No sé que deparará el futuro, que espero brillante para estos dos brillantes deportistas. Espero que ambos sigan la enseñanza sagrada del deporte: cualquier rival cuenta y siempre hay y habrá alguien mejor que tú. De aprenderlo o no depende tantas veces llegar a la cumbre o conformarse con sucedáneos...

Dundalk me reta a jugar un partido rápido. Sopla fuerte el viento y las luces del verano declinan cuando empezamos a elegir compañeros y yo le digo que Alba, siempre en mi equipo.

lunes, 26 de junio de 2017

26 de junio. Puentes en llamas.




Aquí estamos de nuevo. Vicisitudes propias de nuestro tiempo impidieron más entradas, la falta de internet me hizo leer más. Indudablemente, salí ganando. Estos días ha habido noticias, eventos, reflexiones que no se escribirán aquí y no importa demasiado. Añadir a la confusión del mundo la tuya propia puede ser consolador mas nunca olvida, como el cuerpo que nos acoge no olvida las íntimas muescas que le propinamos.

 La soledad del héroe, la del caído, es la propia del fugado; la ausencia de puentes con el mundo que dejan atrás. Nosotros habitamos un bosque simbólico al que las palabras mecen como un viento incesante. Aunque actuemos, recurrimos a ellas como puentes con la realidad, que son los otros y sus puntos de vista, sus palabras. Esos puentes entre lo que creemos ser y lo que nos dicen que somos pueden ser gratos, llenos de espinas o envueltos en llamas; pero siempre hay alguien al otro lado, y podemos llegar a él.

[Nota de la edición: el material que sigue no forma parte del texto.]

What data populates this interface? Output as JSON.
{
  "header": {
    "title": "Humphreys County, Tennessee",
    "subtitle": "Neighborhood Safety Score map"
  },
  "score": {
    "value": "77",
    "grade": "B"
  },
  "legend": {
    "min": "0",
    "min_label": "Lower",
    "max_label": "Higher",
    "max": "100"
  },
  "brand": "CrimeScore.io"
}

La acción que no necesita palabras es un derrumbe de lo que nos une en nombre de lo que rechazamos, al menos en el momento silente e inalcanzable, como si todo estuviera perdido: la única salvación de  los vencidos es no esperar salvación alguna. Ese momento es la cúspide, o la sima, o la estrella lejana de lo humano. Quizá mucho después se siga hablando de ello, para exaltarlo o execrarlo, pero es inaccesible. La acción condensa el licor destilado de la experiencia en una explosión de la vida que corre para dejar atrás el vínculo formal en virtud del anhelo del verdadero encuentro. Y ese encuentro puede destruirte, persiga la abyección o mire a los ojos de Dioses que no aceptan testigos.

Demasiadas palabras, Solo quería volver con ellas, aceptar sus limitaciones y hablar con Dundalk de nuevo. Sobre los bosques que habitamos, sobre si volveremos de ellos para contarlo y acerca del adiós a alguien a quien no conocí, un trabajador que murió porque pudo correr en otra dirección, y no quiso.

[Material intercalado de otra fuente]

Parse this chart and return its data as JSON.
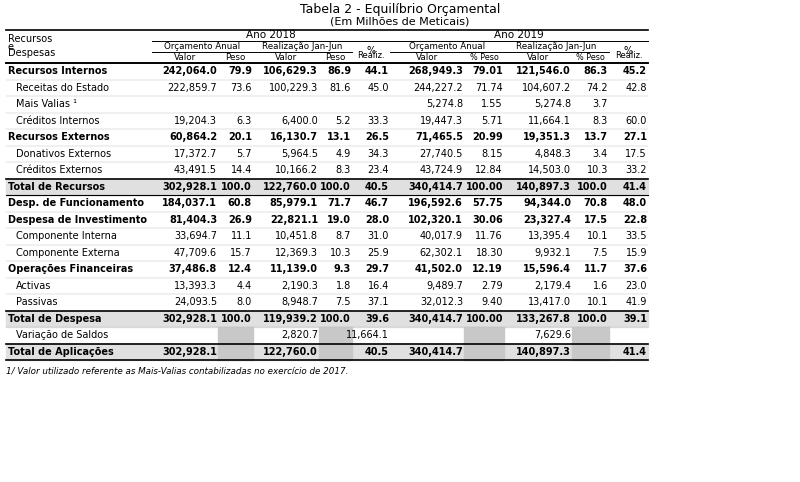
{
  "title1": "Tabela 2 - Equilíbrio Orçamental",
  "title2": "(Em Milhões de Meticais)",
  "rows": [
    {
      "label": "Recursos Internos",
      "bold": true,
      "indent": false,
      "separator_before": true,
      "a18_ov": "242,064.0",
      "a18_op": "79.9",
      "a18_rv": "106,629.3",
      "a18_rp": "86.9",
      "a18_pct": "44.1",
      "a19_ov": "268,949.3",
      "a19_op": "79.01",
      "a19_rv": "121,546.0",
      "a19_rp": "86.3",
      "a19_pct": "45.2"
    },
    {
      "label": "Receitas do Estado",
      "bold": false,
      "indent": true,
      "separator_before": false,
      "a18_ov": "222,859.7",
      "a18_op": "73.6",
      "a18_rv": "100,229.3",
      "a18_rp": "81.6",
      "a18_pct": "45.0",
      "a19_ov": "244,227.2",
      "a19_op": "71.74",
      "a19_rv": "104,607.2",
      "a19_rp": "74.2",
      "a19_pct": "42.8"
    },
    {
      "label": "Mais Valias ¹",
      "bold": false,
      "indent": true,
      "separator_before": false,
      "a18_ov": "",
      "a18_op": "",
      "a18_rv": "",
      "a18_rp": "",
      "a18_pct": "",
      "a19_ov": "5,274.8",
      "a19_op": "1.55",
      "a19_rv": "5,274.8",
      "a19_rp": "3.7",
      "a19_pct": ""
    },
    {
      "label": "Créditos Internos",
      "bold": false,
      "indent": true,
      "separator_before": false,
      "a18_ov": "19,204.3",
      "a18_op": "6.3",
      "a18_rv": "6,400.0",
      "a18_rp": "5.2",
      "a18_pct": "33.3",
      "a19_ov": "19,447.3",
      "a19_op": "5.71",
      "a19_rv": "11,664.1",
      "a19_rp": "8.3",
      "a19_pct": "60.0"
    },
    {
      "label": "Recursos Externos",
      "bold": true,
      "indent": false,
      "separator_before": false,
      "a18_ov": "60,864.2",
      "a18_op": "20.1",
      "a18_rv": "16,130.7",
      "a18_rp": "13.1",
      "a18_pct": "26.5",
      "a19_ov": "71,465.5",
      "a19_op": "20.99",
      "a19_rv": "19,351.3",
      "a19_rp": "13.7",
      "a19_pct": "27.1"
    },
    {
      "label": "Donativos Externos",
      "bold": false,
      "indent": true,
      "separator_before": false,
      "a18_ov": "17,372.7",
      "a18_op": "5.7",
      "a18_rv": "5,964.5",
      "a18_rp": "4.9",
      "a18_pct": "34.3",
      "a19_ov": "27,740.5",
      "a19_op": "8.15",
      "a19_rv": "4,848.3",
      "a19_rp": "3.4",
      "a19_pct": "17.5"
    },
    {
      "label": "Créditos Externos",
      "bold": false,
      "indent": true,
      "separator_before": false,
      "a18_ov": "43,491.5",
      "a18_op": "14.4",
      "a18_rv": "10,166.2",
      "a18_rp": "8.3",
      "a18_pct": "23.4",
      "a19_ov": "43,724.9",
      "a19_op": "12.84",
      "a19_rv": "14,503.0",
      "a19_rp": "10.3",
      "a19_pct": "33.2"
    },
    {
      "label": "Total de Recursos",
      "bold": true,
      "indent": false,
      "total": true,
      "separator_before": true,
      "a18_ov": "302,928.1",
      "a18_op": "100.0",
      "a18_rv": "122,760.0",
      "a18_rp": "100.0",
      "a18_pct": "40.5",
      "a19_ov": "340,414.7",
      "a19_op": "100.00",
      "a19_rv": "140,897.3",
      "a19_rp": "100.0",
      "a19_pct": "41.4"
    },
    {
      "label": "Desp. de Funcionamento",
      "bold": true,
      "indent": false,
      "separator_before": true,
      "a18_ov": "184,037.1",
      "a18_op": "60.8",
      "a18_rv": "85,979.1",
      "a18_rp": "71.7",
      "a18_pct": "46.7",
      "a19_ov": "196,592.6",
      "a19_op": "57.75",
      "a19_rv": "94,344.0",
      "a19_rp": "70.8",
      "a19_pct": "48.0"
    },
    {
      "label": "Despesa de Investimento",
      "bold": true,
      "indent": false,
      "separator_before": false,
      "a18_ov": "81,404.3",
      "a18_op": "26.9",
      "a18_rv": "22,821.1",
      "a18_rp": "19.0",
      "a18_pct": "28.0",
      "a19_ov": "102,320.1",
      "a19_op": "30.06",
      "a19_rv": "23,327.4",
      "a19_rp": "17.5",
      "a19_pct": "22.8"
    },
    {
      "label": "Componente Interna",
      "bold": false,
      "indent": true,
      "separator_before": false,
      "a18_ov": "33,694.7",
      "a18_op": "11.1",
      "a18_rv": "10,451.8",
      "a18_rp": "8.7",
      "a18_pct": "31.0",
      "a19_ov": "40,017.9",
      "a19_op": "11.76",
      "a19_rv": "13,395.4",
      "a19_rp": "10.1",
      "a19_pct": "33.5"
    },
    {
      "label": "Componente Externa",
      "bold": false,
      "indent": true,
      "separator_before": false,
      "a18_ov": "47,709.6",
      "a18_op": "15.7",
      "a18_rv": "12,369.3",
      "a18_rp": "10.3",
      "a18_pct": "25.9",
      "a19_ov": "62,302.1",
      "a19_op": "18.30",
      "a19_rv": "9,932.1",
      "a19_rp": "7.5",
      "a19_pct": "15.9"
    },
    {
      "label": "Operações Financeiras",
      "bold": true,
      "indent": false,
      "separator_before": false,
      "a18_ov": "37,486.8",
      "a18_op": "12.4",
      "a18_rv": "11,139.0",
      "a18_rp": "9.3",
      "a18_pct": "29.7",
      "a19_ov": "41,502.0",
      "a19_op": "12.19",
      "a19_rv": "15,596.4",
      "a19_rp": "11.7",
      "a19_pct": "37.6"
    },
    {
      "label": "Activas",
      "bold": false,
      "indent": true,
      "separator_before": false,
      "a18_ov": "13,393.3",
      "a18_op": "4.4",
      "a18_rv": "2,190.3",
      "a18_rp": "1.8",
      "a18_pct": "16.4",
      "a19_ov": "9,489.7",
      "a19_op": "2.79",
      "a19_rv": "2,179.4",
      "a19_rp": "1.6",
      "a19_pct": "23.0"
    },
    {
      "label": "Passivas",
      "bold": false,
      "indent": true,
      "separator_before": false,
      "a18_ov": "24,093.5",
      "a18_op": "8.0",
      "a18_rv": "8,948.7",
      "a18_rp": "7.5",
      "a18_pct": "37.1",
      "a19_ov": "32,012.3",
      "a19_op": "9.40",
      "a19_rv": "13,417.0",
      "a19_rp": "10.1",
      "a19_pct": "41.9"
    },
    {
      "label": "Total de Despesa",
      "bold": true,
      "indent": false,
      "total": true,
      "separator_before": true,
      "a18_ov": "302,928.1",
      "a18_op": "100.0",
      "a18_rv": "119,939.2",
      "a18_rp": "100.0",
      "a18_pct": "39.6",
      "a19_ov": "340,414.7",
      "a19_op": "100.00",
      "a19_rv": "133,267.8",
      "a19_rp": "100.0",
      "a19_pct": "39.1"
    },
    {
      "label": "Variação de Saldos",
      "bold": false,
      "indent": true,
      "variacao": true,
      "separator_before": false,
      "a18_ov": "",
      "a18_op": "",
      "a18_rv": "2,820.7",
      "a18_rp": "",
      "a18_pct": "11,664.1",
      "a19_ov": "",
      "a19_op": "",
      "a19_rv": "7,629.6",
      "a19_rp": "",
      "a19_pct": ""
    },
    {
      "label": "Total de Aplicações",
      "bold": true,
      "indent": false,
      "total": true,
      "total_aplicacoes": true,
      "separator_before": true,
      "a18_ov": "302,928.1",
      "a18_op": "",
      "a18_rv": "122,760.0",
      "a18_rp": "",
      "a18_pct": "40.5",
      "a19_ov": "340,414.7",
      "a19_op": "",
      "a19_rv": "140,897.3",
      "a19_rp": "",
      "a19_pct": "41.4"
    }
  ],
  "footnote": "1/ Valor utilizado referente as Mais-Valias contabilizadas no exercício de 2017.",
  "col_x": {
    "label_l": 6,
    "label_r": 152,
    "a18_ov_l": 152,
    "a18_ov_r": 218,
    "a18_op_l": 218,
    "a18_op_r": 253,
    "a18_rv_l": 253,
    "a18_rv_r": 319,
    "a18_rp_l": 319,
    "a18_rp_r": 352,
    "a18_pct_l": 352,
    "a18_pct_r": 390,
    "a19_ov_l": 390,
    "a19_ov_r": 464,
    "a19_op_l": 464,
    "a19_op_r": 504,
    "a19_rv_l": 504,
    "a19_rv_r": 572,
    "a19_rp_l": 572,
    "a19_rp_r": 609,
    "a19_pct_l": 609,
    "a19_pct_r": 648
  }
}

domingo, 4 de junio de 2017

4 de junio, 2017. Prueba de fe.

Fui a la catedral. es gratis para naturales y residentes, así que disfruto no pagando. Pero ay, la venganza de la providencia tiene infinitas caras. Las figuras del coro de madera me miraban con desprecio. La luz de las vidrieras me mareaba. ¿Qué es esto, qué es esto? me preguntaba mientras la música de órgano me aturdía. Estoy en el medio de la explanada poblada de columnas y nervada por la sombra de los  cruces, mientras imaginaba arbotantes a punto de caer, solo para aplastarme a mi.

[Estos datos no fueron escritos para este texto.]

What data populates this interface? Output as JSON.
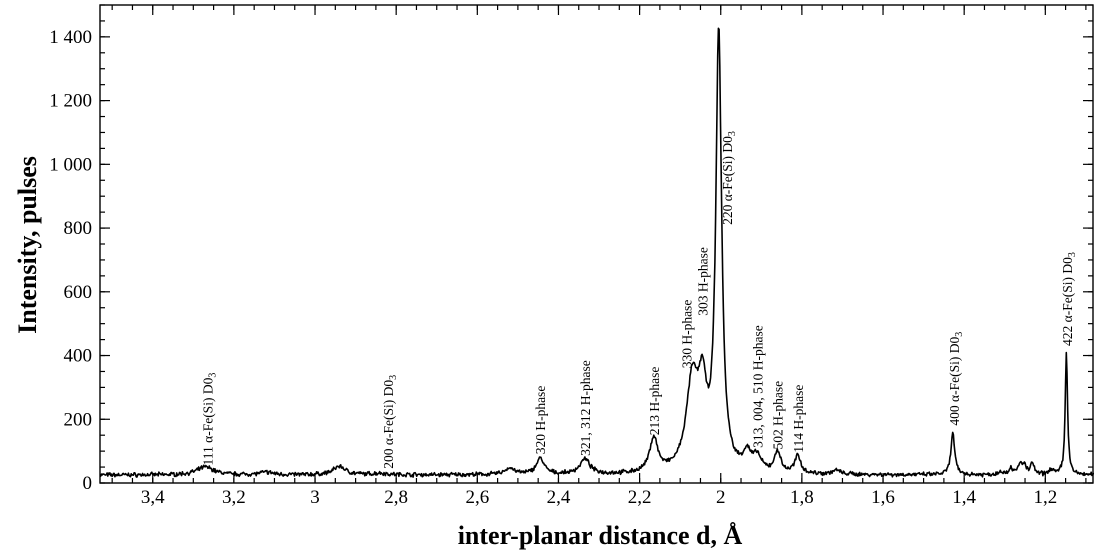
{
  "chart_data": {
    "type": "line",
    "xlabel": "inter-planar distance d, Å",
    "ylabel": "Intensity, pulses",
    "xlim": [
      3.53,
      1.08
    ],
    "ylim": [
      0,
      1500
    ],
    "x_reversed": true,
    "x_ticks": [
      {
        "value": 3.4,
        "label": "3,4"
      },
      {
        "value": 3.2,
        "label": "3,2"
      },
      {
        "value": 3.0,
        "label": "3"
      },
      {
        "value": 2.8,
        "label": "2,8"
      },
      {
        "value": 2.6,
        "label": "2,6"
      },
      {
        "value": 2.4,
        "label": "2,4"
      },
      {
        "value": 2.2,
        "label": "2,2"
      },
      {
        "value": 2.0,
        "label": "2"
      },
      {
        "value": 1.8,
        "label": "1,8"
      },
      {
        "value": 1.6,
        "label": "1,6"
      },
      {
        "value": 1.4,
        "label": "1,4"
      },
      {
        "value": 1.2,
        "label": "1,2"
      }
    ],
    "y_ticks": [
      {
        "value": 0,
        "label": "0"
      },
      {
        "value": 200,
        "label": "200"
      },
      {
        "value": 400,
        "label": "400"
      },
      {
        "value": 600,
        "label": "600"
      },
      {
        "value": 800,
        "label": "800"
      },
      {
        "value": 1000,
        "label": "1 000"
      },
      {
        "value": 1200,
        "label": "1 200"
      },
      {
        "value": 1400,
        "label": "1 400"
      }
    ],
    "baseline": 25,
    "peaks": [
      {
        "d": 3.27,
        "height": 25,
        "width": 0.025
      },
      {
        "d": 3.12,
        "height": 8,
        "width": 0.02
      },
      {
        "d": 2.94,
        "height": 27,
        "width": 0.018
      },
      {
        "d": 2.84,
        "height": 5,
        "width": 0.02
      },
      {
        "d": 2.52,
        "height": 20,
        "width": 0.015
      },
      {
        "d": 2.445,
        "height": 50,
        "width": 0.012
      },
      {
        "d": 2.335,
        "height": 47,
        "width": 0.015
      },
      {
        "d": 2.165,
        "height": 108,
        "width": 0.012
      },
      {
        "d": 2.07,
        "height": 280,
        "width": 0.018
      },
      {
        "d": 2.045,
        "height": 220,
        "width": 0.012
      },
      {
        "d": 2.005,
        "height": 1375,
        "width": 0.0085
      },
      {
        "d": 1.935,
        "height": 55,
        "width": 0.012
      },
      {
        "d": 1.91,
        "height": 45,
        "width": 0.012
      },
      {
        "d": 1.86,
        "height": 67,
        "width": 0.009
      },
      {
        "d": 1.81,
        "height": 55,
        "width": 0.009
      },
      {
        "d": 1.715,
        "height": 12,
        "width": 0.012
      },
      {
        "d": 1.428,
        "height": 132,
        "width": 0.0055
      },
      {
        "d": 1.31,
        "height": 12,
        "width": 0.006
      },
      {
        "d": 1.285,
        "height": 22,
        "width": 0.005
      },
      {
        "d": 1.262,
        "height": 32,
        "width": 0.006
      },
      {
        "d": 1.252,
        "height": 28,
        "width": 0.005
      },
      {
        "d": 1.232,
        "height": 38,
        "width": 0.005
      },
      {
        "d": 1.185,
        "height": 18,
        "width": 0.006
      },
      {
        "d": 1.148,
        "height": 385,
        "width": 0.0035
      }
    ],
    "annotations": [
      {
        "text": "111 α-Fe(Si) D0",
        "sub": "3",
        "d": 3.265,
        "y": 55
      },
      {
        "text": "200 α-Fe(Si) D0",
        "sub": "3",
        "d": 2.82,
        "y": 45
      },
      {
        "text": "320 H-phase",
        "d": 2.445,
        "y": 90
      },
      {
        "text": "321, 312 H-phase",
        "d": 2.335,
        "y": 85
      },
      {
        "text": "213 H-phase",
        "d": 2.165,
        "y": 150
      },
      {
        "text": "330 H-phase",
        "d": 2.085,
        "y": 360
      },
      {
        "text": "303 H-phase",
        "d": 2.045,
        "y": 525
      },
      {
        "text": "220 α-Fe(Si) D0",
        "sub": "3",
        "d": 1.985,
        "y": 810
      },
      {
        "text": "313, 004, 510 H-phase",
        "d": 1.91,
        "y": 110
      },
      {
        "text": "502 H-phase",
        "d": 1.86,
        "y": 105
      },
      {
        "text": "114 H-phase",
        "d": 1.81,
        "y": 95
      },
      {
        "text": "400 α-Fe(Si) D0",
        "sub": "3",
        "d": 1.425,
        "y": 180
      },
      {
        "text": "422 α-Fe(Si) D0",
        "sub": "3",
        "d": 1.147,
        "y": 430
      }
    ]
  }
}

De pronto, ganas de mear. Deprisa, deprisa. Me encaminé rápidamente a la catedral vieja, quera ver su retablo impresionante. Y lo vi, conteniéndome como un señor mayor. Y me puse a buscar la salida, bailando mientras la urgencia de cualquier servicio se me antojaba más necesaria que la salvación de aquellos pintados antes del juicio final. Dónde están las puertas, no sé. Peregriné capilla por capilla como un puto peregrino y en ninguna había esperanza para mis desvelos. Me crucé con vírgenes, santos, querubines, serafines, turistas japoneses y unos que iban bien vestidos. Y ya estaba conociéndolos tras cada vuelta que daba, pidiendo perdón por mis pecados y convencido de que no saldría de allí, yacente de hambre, dolor y frío (y con los pantalones meados) cuando el Señor aligeró mi carga en forma de un visitante de unos 130 años que supo encontrar la salida a la primera. Corrí hacia la luz y sin mirar atrás entre a un bar donde expié mis penas. Y me tome un pincho.

Me llamo Miguel y esta es mi historia.

Dundalk se tapa la frente con la mano y piensa que otro idiota va a volver pronto, con lo agotada que está.